Brésil : Bolsonaro entame son mandat en présence de Viktor Orban et Benjamin Netanyahou

Quand Bolsonaro et Netanyahou sont « frères » : Pourquoi le Brésil devrait-il éviter le modèle israélien ?

par Ramzy Baroud

 Le nouveau Président du Brésil, Jair Bolsonaro, promet d’être l’ennemi juré de l’environnement de son pays et des communautés indigènes et défavorisées, ainsi qu’un grand ami des dirigeants d’extrême droite du monde entier, avec des idées similaires aux leurs.

Il n’est donc pas surprenant qu’une amitié particulière s’établisse entre Bolsonaro et le premier ministre israélien, Benjamin Netanyahou.

Le 1er janvier, le jour de son investiture à Brasilia, Bolsonaro a déclaré :

« Nous avons besoin de bons frères comme Netanyahu« .

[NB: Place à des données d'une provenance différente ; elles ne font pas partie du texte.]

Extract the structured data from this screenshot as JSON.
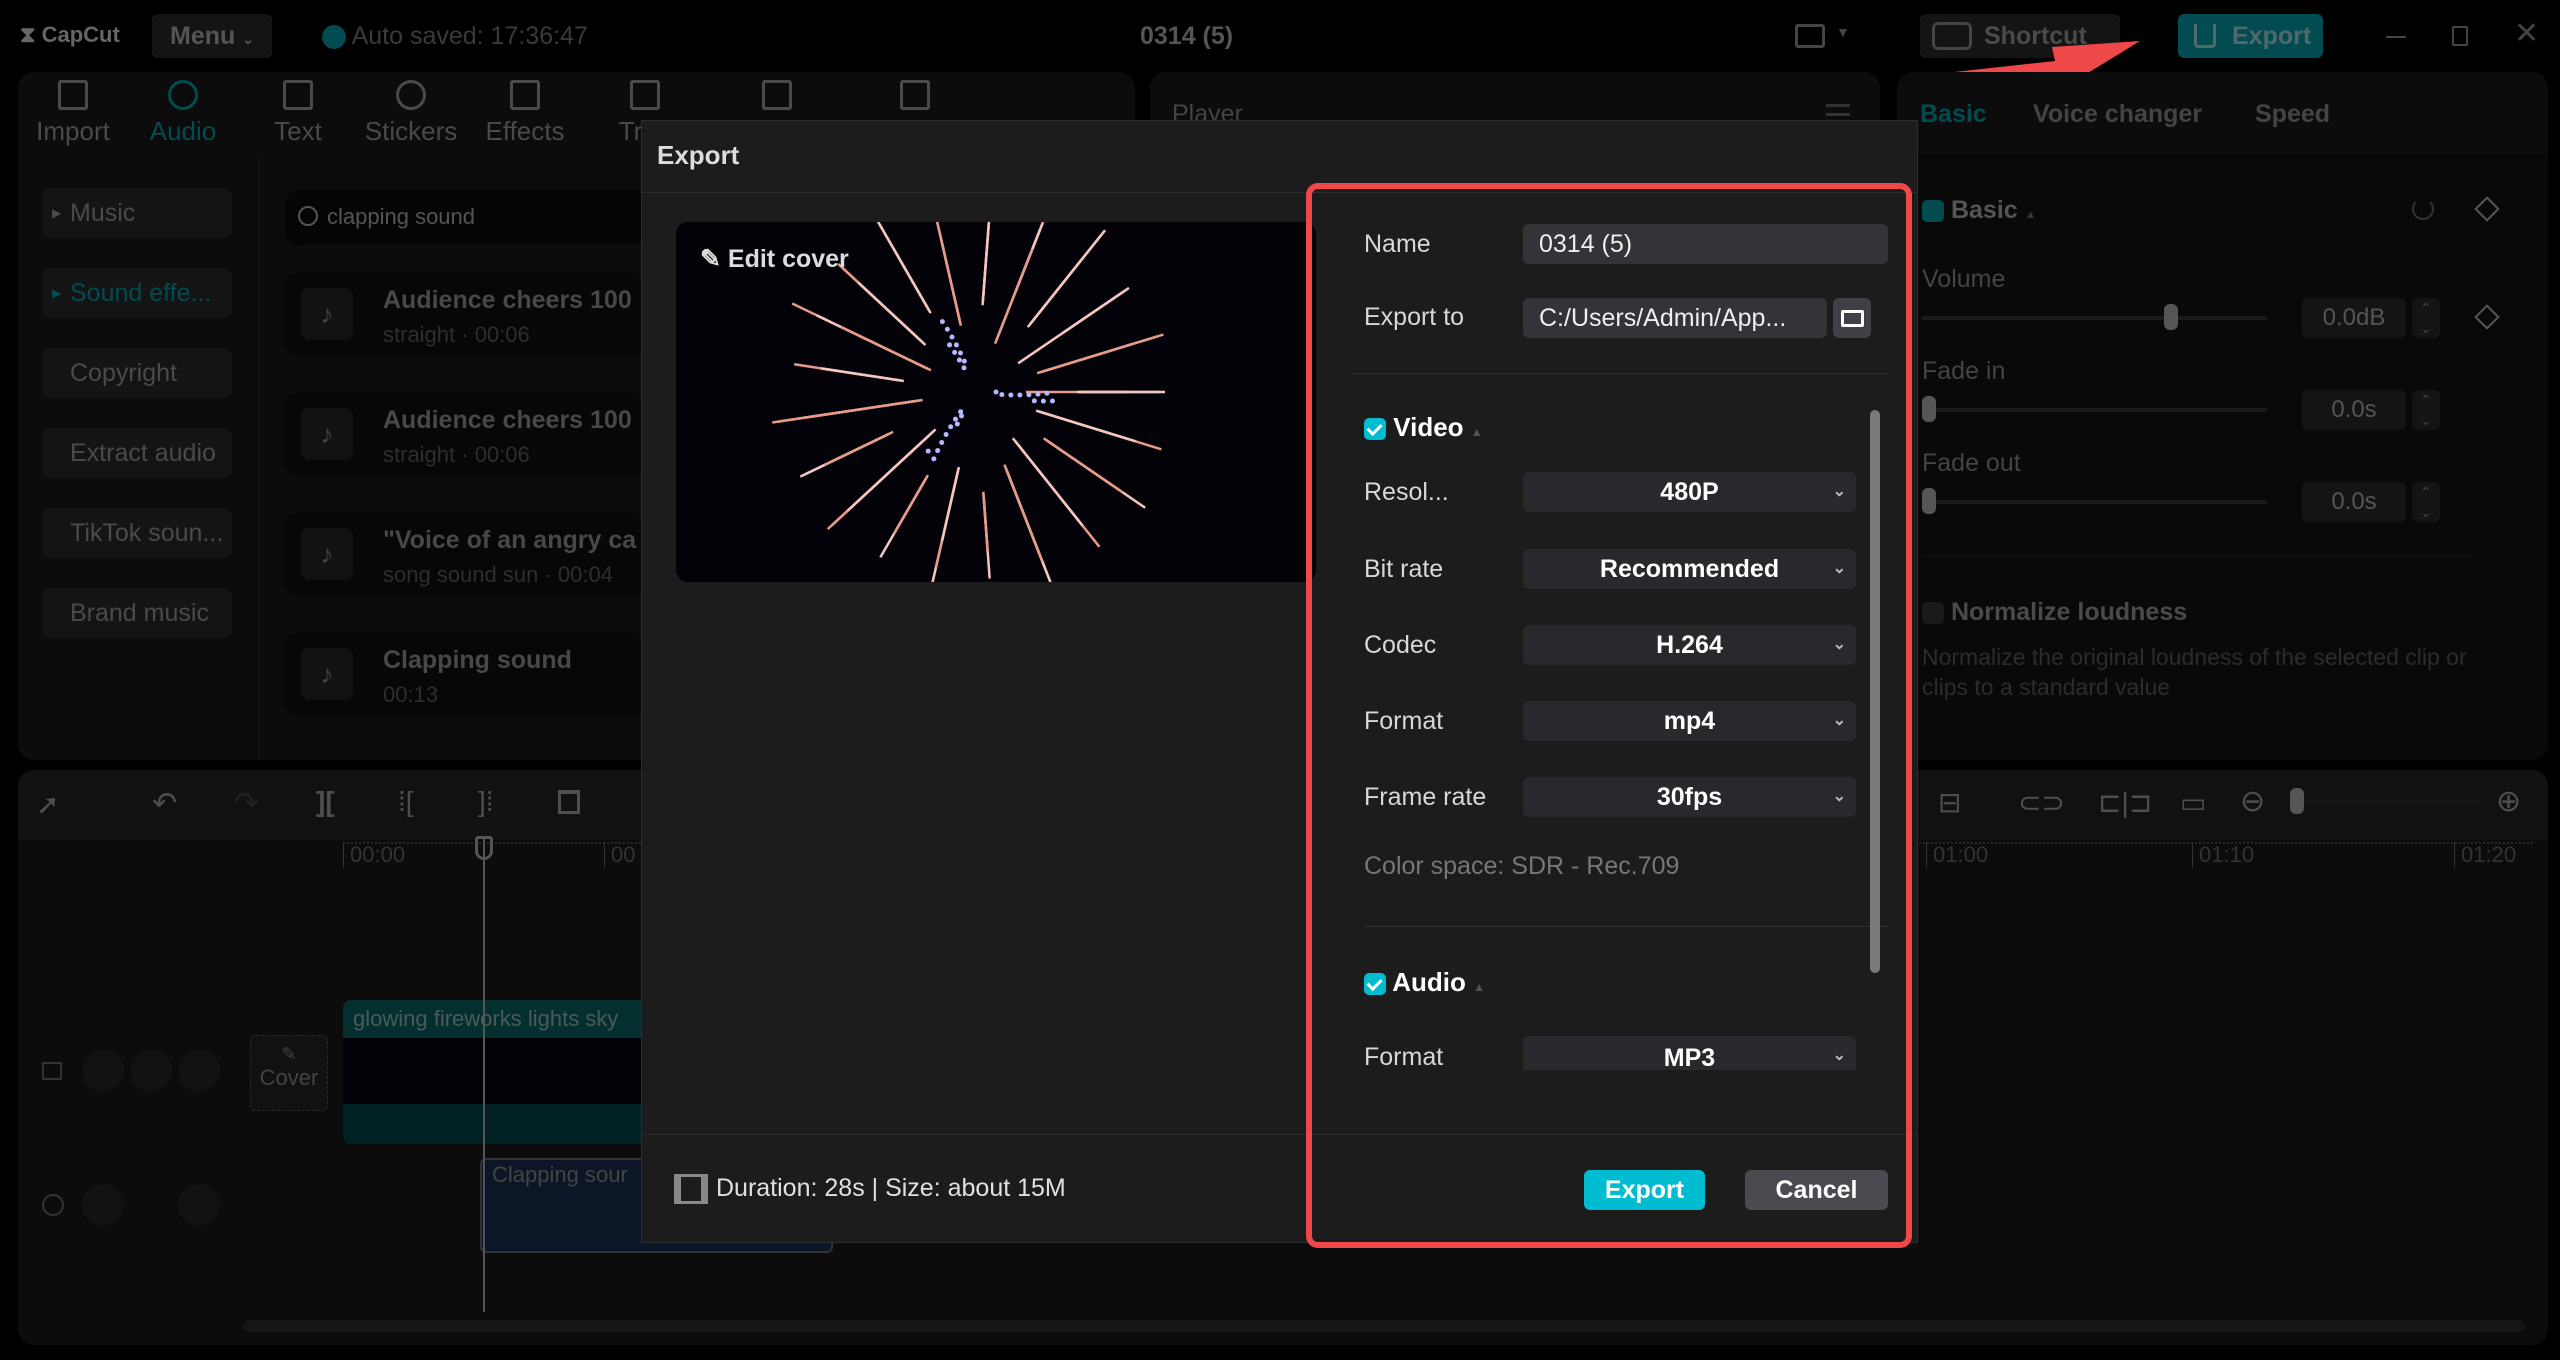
{
  "titlebar": {
    "logo": "CapCut",
    "menu": "Menu",
    "autosave": "Auto saved: 17:36:47",
    "project_title": "0314 (5)",
    "shortcut": "Shortcut",
    "export": "Export"
  },
  "toolbar_tabs": [
    {
      "label": "Import",
      "icon": "import-icon"
    },
    {
      "label": "Audio",
      "icon": "audio-icon",
      "active": true
    },
    {
      "label": "Text",
      "icon": "text-icon"
    },
    {
      "label": "Stickers",
      "icon": "sticker-icon"
    },
    {
      "label": "Effects",
      "icon": "effects-icon"
    },
    {
      "label": "Tran",
      "icon": "transitions-icon"
    },
    {
      "label": "",
      "icon": "filters-icon"
    },
    {
      "label": "",
      "icon": "adjust-icon"
    }
  ],
  "audio_categories": [
    {
      "label": "Music",
      "arrow": true
    },
    {
      "label": "Sound effe...",
      "arrow": true,
      "active": true
    },
    {
      "label": "Copyright"
    },
    {
      "label": "Extract audio"
    },
    {
      "label": "TikTok soun..."
    },
    {
      "label": "Brand music"
    }
  ],
  "search": {
    "value": "clapping sound"
  },
  "sound_list": [
    {
      "title": "Audience cheers 100",
      "sub": "straight · 00:06"
    },
    {
      "title": "Audience cheers 100",
      "sub": "straight · 00:06"
    },
    {
      "title": "\"Voice of an angry ca",
      "sub": "song sound sun · 00:04"
    },
    {
      "title": "Clapping sound",
      "sub": "00:13"
    }
  ],
  "player": {
    "label": "Player"
  },
  "right_panel": {
    "tabs": [
      "Basic",
      "Voice changer",
      "Speed"
    ],
    "section": "Basic",
    "volume_label": "Volume",
    "volume_value": "0.0dB",
    "volume_level": 0.73,
    "fade_in_label": "Fade in",
    "fade_in_value": "0.0s",
    "fade_out_label": "Fade out",
    "fade_out_value": "0.0s",
    "normalize_label": "Normalize loudness",
    "normalize_checked": false,
    "normalize_desc": "Normalize the original loudness of the selected clip or clips to a standard value"
  },
  "timeline": {
    "ruler": [
      "00:00",
      "00",
      "01:00",
      "01:10",
      "01:20"
    ],
    "video_clip": "glowing fireworks lights sky",
    "audio_clip": "Clapping sour",
    "cover": "Cover"
  },
  "export_dialog": {
    "title": "Export",
    "edit_cover": "Edit cover",
    "name_label": "Name",
    "name_value": "0314 (5)",
    "export_to_label": "Export to",
    "export_to_value": "C:/Users/Admin/App...",
    "video_section": "Video",
    "video_checked": true,
    "fields": [
      {
        "label": "Resol...",
        "value": "480P"
      },
      {
        "label": "Bit rate",
        "value": "Recommended"
      },
      {
        "label": "Codec",
        "value": "H.264"
      },
      {
        "label": "Format",
        "value": "mp4"
      },
      {
        "label": "Frame rate",
        "value": "30fps"
      }
    ],
    "color_space": "Color space: SDR - Rec.709",
    "audio_section": "Audio",
    "audio_checked": true,
    "audio_format_label": "Format",
    "audio_format_value": "MP3",
    "summary": "Duration: 28s | Size: about 15M",
    "export_button": "Export",
    "cancel_button": "Cancel"
  },
  "colors": {
    "accent": "#00bcd0",
    "annotation": "#f04848",
    "dialog_bg": "#1c1c1c",
    "export_top": "#024b50"
  }
}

« Bolsonaro est un grand allié et un frère« , a répondu Netanyahou.

Mais si Bolsonaro considère Netanyahou comme un modèle à suivre – pour des raisons qui devraient inquiéter de nombreux Brésiliens – il est clair que le pays n’a pas besoin de « frères » comme le leader israélien.

Le militantisme de Netanyahou, son oppression du peuple indigène palestinien, ses attaques à motivation raciste contre les immigrés noirs africains et ses violations constantes du droit international ne sont nullement des éléments dont un pays comme le Brésil a besoin pour mettre fin à la corruption, créer une harmonie communautaire et forger une ère d’intégration régionale et de prospérité économique.

Bien sûr, Netanyahu voulait assister à l’investiture de Bolsonaro,  qui restera probablement dans l’histoire brésilienne comme un jour tristement célèbre, où la démocratie et les droits de l’homme ont été plus menacés que jamais depuis que le Brésil a commencé sa transition démocratique au début des années 80.

Ces dernières années, le Brésil est devenu une puissance régionale qui avec conscience a défendu les droits des Palestiniens et l’intégration de « l’État de Palestine » dans la Communauté Internationale.

Frustré par le bilan du Brésil en Palestine et en Israël, Netanyahou, un politicien avisé, a vu une opportunité dans le discours populiste que Bolsonaro a défendu pendant sa campagne.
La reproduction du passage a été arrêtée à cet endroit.